Iranian President Mahmoud Ahmadinejad with his Afghan counterpart Hamid Karzai. - AP Photo.

TEHRAN: Iran has signed a deal with Afghanistan to supply its neighbour with a million tons of fuel oil, petrol and aviation fuel a year, Iranian media reported Tuesday without putting a value on the agreement.

The accord was signed Monday by the Afghan trade and industry minister, Anwar Ul-Haq Ahady, and Iran's deputy oil minister, Alireza Zeyghami.

Two-thirds of the export deal was for fuel oil, a category that includes diesel and fuel for agricultural, industrial and heating uses, according to Zeyghami. A quarter was for petrol and around 10 per cent was jet fuel, he said.

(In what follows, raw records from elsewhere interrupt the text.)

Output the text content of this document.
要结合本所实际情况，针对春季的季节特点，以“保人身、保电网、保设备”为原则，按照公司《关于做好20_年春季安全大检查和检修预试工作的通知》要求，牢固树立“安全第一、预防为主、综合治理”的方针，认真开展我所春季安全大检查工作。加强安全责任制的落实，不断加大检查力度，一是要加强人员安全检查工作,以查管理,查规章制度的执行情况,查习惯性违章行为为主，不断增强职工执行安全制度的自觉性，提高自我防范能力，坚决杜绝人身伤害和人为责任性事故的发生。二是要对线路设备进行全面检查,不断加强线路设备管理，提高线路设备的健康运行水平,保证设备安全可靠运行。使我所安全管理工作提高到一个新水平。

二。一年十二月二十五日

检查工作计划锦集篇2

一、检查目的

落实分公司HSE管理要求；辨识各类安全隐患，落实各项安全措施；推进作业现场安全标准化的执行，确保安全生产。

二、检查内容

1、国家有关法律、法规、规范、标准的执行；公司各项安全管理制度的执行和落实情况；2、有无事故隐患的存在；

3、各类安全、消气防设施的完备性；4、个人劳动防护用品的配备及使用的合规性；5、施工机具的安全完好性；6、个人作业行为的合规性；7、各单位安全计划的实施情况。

The agreement was announced as Iran is subject to Western sanctions against its oil and gas sectors over Tehran's controversial nuclear programme. The United States and Europe are poised to increase sanctions in coming weeks.

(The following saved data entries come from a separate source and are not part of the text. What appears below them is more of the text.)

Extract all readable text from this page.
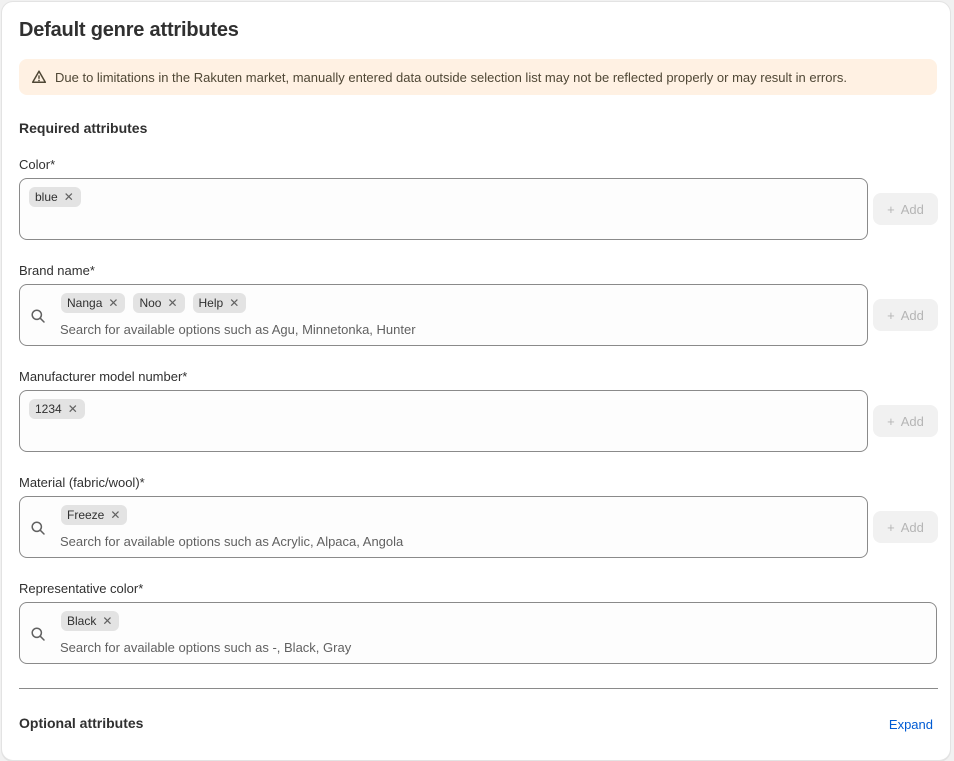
Default genre attributes
Due to limitations in the Rakuten market, manually entered data outside selection list may not be reflected properly or may result in errors.
Required attributes
Color*
blue ✕
+ Add
Brand name*
Nanga ✕ Noo ✕ Help ✕
Search for available options such as Agu, Minnetonka, Hunter
+ Add
Manufacturer model number*
1234 ✕
+ Add
Material (fabric/wool)*
Freeze ✕
Search for available options such as Acrylic, Alpaca, Angola
+ Add
Representative color*
Black ✕
Search for available options such as -, Black, Gray
Optional attributes	Expand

Iran's oil ministry in February said it hoped Afghanistan would buy “all its needed (fuel) products from Iran.”

But the Afghan government responded by saying it could not afford to do so and would continue to also buy from central Asia and Pakistan.

About one third of Afghanistan's fuel needs, imported from Russia, Turkmenistan and Iraq, transit through Iran.

At the end of 2010, the Islamic republic blocked that transport, saying it suspected the fuel could be used to supply US and other Nato troops in Afghanistan, but the row later subsided.